Había una vez una playa de arenas brillantes donde los cangrejos bailaban y las olas cantaban. En esa playa, una niña llamada Louise construía castillos de arena, más altos que un pastel de cumpleaños.
Un día, mientras jugaba cerca del agua azul, Louise vio a un pez muy triste. El pez se llamaba Mario y estaba cansado de siempre nadar en círculos. Quería aventuras, quería descubrir, quería, sobre todo, jugar.
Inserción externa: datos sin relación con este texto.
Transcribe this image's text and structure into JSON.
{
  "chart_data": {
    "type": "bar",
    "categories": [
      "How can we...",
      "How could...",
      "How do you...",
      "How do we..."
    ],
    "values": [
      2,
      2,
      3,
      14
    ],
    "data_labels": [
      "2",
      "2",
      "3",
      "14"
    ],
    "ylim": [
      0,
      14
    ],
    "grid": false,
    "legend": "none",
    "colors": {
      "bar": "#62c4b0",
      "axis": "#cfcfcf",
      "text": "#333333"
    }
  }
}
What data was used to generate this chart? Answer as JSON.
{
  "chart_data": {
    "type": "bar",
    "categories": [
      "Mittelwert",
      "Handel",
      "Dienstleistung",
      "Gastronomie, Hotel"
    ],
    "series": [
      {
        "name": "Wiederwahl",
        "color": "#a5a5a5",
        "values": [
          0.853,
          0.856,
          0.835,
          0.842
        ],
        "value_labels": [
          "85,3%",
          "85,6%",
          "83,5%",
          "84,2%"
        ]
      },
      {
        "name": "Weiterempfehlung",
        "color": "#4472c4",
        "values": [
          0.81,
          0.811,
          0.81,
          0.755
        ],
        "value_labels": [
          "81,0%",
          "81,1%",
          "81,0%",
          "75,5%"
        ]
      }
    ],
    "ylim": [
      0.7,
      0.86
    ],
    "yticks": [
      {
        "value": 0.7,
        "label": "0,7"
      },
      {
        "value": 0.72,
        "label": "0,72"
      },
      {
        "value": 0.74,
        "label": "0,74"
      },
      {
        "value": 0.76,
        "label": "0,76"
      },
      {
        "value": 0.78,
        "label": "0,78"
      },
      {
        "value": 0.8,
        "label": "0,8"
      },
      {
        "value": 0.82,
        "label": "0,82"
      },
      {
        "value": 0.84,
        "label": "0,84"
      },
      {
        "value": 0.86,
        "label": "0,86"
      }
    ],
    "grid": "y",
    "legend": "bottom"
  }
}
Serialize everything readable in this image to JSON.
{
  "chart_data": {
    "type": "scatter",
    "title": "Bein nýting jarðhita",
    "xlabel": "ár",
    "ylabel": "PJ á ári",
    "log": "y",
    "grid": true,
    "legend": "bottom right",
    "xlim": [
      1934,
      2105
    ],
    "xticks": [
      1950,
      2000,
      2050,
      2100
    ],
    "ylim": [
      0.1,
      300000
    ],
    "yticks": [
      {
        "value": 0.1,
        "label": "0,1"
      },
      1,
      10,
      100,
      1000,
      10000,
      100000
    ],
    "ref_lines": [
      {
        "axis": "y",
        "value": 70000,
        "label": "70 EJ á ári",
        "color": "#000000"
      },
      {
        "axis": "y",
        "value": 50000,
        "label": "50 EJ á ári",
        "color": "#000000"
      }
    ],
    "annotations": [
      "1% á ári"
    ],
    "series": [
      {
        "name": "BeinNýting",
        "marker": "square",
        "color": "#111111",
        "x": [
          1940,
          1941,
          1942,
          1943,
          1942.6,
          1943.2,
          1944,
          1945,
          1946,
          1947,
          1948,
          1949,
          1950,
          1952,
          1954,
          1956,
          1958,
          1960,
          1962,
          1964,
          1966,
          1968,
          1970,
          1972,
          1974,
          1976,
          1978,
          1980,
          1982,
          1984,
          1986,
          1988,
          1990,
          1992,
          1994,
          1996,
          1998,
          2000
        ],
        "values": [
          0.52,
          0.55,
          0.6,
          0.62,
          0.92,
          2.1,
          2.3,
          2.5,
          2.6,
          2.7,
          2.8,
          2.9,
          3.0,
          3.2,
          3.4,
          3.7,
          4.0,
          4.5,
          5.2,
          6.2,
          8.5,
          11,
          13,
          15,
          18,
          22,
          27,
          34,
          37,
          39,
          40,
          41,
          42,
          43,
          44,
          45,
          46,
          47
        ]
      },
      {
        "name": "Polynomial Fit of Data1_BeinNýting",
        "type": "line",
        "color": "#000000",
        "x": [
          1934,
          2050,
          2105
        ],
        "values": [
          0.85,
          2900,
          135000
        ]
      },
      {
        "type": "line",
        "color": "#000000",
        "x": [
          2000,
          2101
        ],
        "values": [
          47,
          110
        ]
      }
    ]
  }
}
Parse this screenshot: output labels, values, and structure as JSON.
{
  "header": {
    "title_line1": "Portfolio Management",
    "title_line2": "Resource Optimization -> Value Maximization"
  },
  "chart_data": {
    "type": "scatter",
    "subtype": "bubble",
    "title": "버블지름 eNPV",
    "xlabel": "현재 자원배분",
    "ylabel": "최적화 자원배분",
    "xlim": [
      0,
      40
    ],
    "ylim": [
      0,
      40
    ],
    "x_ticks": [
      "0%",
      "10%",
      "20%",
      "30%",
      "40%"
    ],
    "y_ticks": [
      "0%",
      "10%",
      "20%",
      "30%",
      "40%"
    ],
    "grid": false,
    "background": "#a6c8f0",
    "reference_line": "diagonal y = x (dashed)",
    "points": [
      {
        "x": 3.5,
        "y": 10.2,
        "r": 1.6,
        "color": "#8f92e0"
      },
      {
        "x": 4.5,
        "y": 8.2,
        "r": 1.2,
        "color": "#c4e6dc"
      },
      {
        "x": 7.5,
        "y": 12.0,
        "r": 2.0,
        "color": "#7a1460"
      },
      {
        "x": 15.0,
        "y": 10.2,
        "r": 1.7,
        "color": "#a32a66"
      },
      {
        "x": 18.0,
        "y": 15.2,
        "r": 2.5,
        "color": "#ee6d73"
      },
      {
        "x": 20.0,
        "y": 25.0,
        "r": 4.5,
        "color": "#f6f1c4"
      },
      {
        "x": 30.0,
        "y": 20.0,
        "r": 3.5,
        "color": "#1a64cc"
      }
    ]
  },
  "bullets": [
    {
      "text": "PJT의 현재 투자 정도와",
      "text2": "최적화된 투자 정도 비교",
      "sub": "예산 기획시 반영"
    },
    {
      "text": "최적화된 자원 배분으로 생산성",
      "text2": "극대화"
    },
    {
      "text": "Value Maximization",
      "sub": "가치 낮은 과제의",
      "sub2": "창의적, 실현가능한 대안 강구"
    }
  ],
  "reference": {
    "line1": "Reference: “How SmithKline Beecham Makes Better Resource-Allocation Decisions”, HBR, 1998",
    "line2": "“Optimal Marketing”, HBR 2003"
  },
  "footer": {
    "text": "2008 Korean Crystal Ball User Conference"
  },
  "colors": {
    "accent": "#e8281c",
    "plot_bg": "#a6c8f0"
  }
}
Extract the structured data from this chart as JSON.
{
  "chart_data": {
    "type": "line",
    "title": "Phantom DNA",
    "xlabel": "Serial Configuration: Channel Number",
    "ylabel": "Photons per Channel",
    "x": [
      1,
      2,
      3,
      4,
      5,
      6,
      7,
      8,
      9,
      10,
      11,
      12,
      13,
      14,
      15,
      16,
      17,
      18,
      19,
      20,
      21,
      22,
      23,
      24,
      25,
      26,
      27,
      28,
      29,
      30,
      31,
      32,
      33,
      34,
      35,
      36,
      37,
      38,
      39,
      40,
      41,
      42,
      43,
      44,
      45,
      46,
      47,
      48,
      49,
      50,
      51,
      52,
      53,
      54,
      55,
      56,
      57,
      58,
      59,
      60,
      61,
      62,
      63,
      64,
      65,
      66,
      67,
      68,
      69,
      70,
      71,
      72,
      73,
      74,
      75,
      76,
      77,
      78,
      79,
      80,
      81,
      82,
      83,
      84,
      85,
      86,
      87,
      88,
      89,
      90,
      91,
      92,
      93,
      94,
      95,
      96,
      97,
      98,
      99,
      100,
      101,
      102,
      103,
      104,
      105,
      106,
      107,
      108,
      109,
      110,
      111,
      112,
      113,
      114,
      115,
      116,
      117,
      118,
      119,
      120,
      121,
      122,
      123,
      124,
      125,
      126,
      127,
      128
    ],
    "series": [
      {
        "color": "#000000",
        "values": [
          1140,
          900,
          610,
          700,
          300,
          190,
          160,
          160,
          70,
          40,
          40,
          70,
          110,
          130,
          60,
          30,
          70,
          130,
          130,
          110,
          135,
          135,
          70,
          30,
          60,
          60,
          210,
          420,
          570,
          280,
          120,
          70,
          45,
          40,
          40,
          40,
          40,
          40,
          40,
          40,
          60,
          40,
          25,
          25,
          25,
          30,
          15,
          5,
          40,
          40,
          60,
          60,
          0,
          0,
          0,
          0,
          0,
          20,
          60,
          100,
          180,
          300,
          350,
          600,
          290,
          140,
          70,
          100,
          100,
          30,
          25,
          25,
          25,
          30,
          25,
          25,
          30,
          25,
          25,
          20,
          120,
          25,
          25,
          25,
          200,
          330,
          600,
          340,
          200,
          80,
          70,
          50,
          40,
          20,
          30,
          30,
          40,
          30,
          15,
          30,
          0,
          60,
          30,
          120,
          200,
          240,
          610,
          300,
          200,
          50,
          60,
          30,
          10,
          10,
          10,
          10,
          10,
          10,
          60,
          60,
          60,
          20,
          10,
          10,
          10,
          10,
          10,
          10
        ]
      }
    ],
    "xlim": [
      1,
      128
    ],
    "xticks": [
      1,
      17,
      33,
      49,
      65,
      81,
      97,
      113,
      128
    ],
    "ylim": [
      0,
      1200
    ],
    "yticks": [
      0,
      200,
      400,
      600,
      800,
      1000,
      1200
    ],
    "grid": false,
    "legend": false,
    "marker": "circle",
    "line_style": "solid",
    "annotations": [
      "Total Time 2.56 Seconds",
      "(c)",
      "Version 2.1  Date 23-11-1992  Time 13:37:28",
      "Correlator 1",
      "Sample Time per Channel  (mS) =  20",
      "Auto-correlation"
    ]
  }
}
—¿Quieres ser mi amigo y jugar conmigo en la orilla?— preguntó Louise con una sonrisa. Mario saltó de alegría y juntos empezaron a hacer piruetas y saltos en la orilla, dejando a las olas aplaudiendo su nueva amistad.
Mientras jugaban, un ruido sorprendió a todos en la playa. ¡Era el rugido de un dinosaurio! Pero no era un dinosaurio cualquiera, era Linda, una dinosaurio muy amigable que había viajado en el tiempo. Linda solo quería amigos con quienes correr y jugar bajo el sol.
Louise, Mario y Linda se miraron y sin decir una palabra, empezaron a correr por la playa, a nadar en el mar y a jugar entre las dunas. Corriendo libres como el viento, nadando como delfines y riendo bajo el sol, descubrieron la felicidad del movimiento.
El sol empezaba a pintar el cielo de naranja y rosa cuando decidieron hacer una última carrera. Corrieron juntos, el viento acariciando sus rostros, hasta que, exhaustos pero muy felices, se tumbaron en la arena para mirar las estrellas.
A partir de ese día, Louise, Mario y Linda se encontraban siempre para jugar. Louise construyó una piscina para que Mario pudiera nadar largas distancias y Linda descubrió que podía hacer piruetas en la arena tan bien como los cangrejos.
Se dieron cuenta de que jugando y haciendo ejercicio se sentían llenos de energía y la tristeza de Mario desapareció como por arte de magia. Louise entendió que un cuerpo activo es un cuerpo feliz, y que la amistad es el mejor de los ejercicios.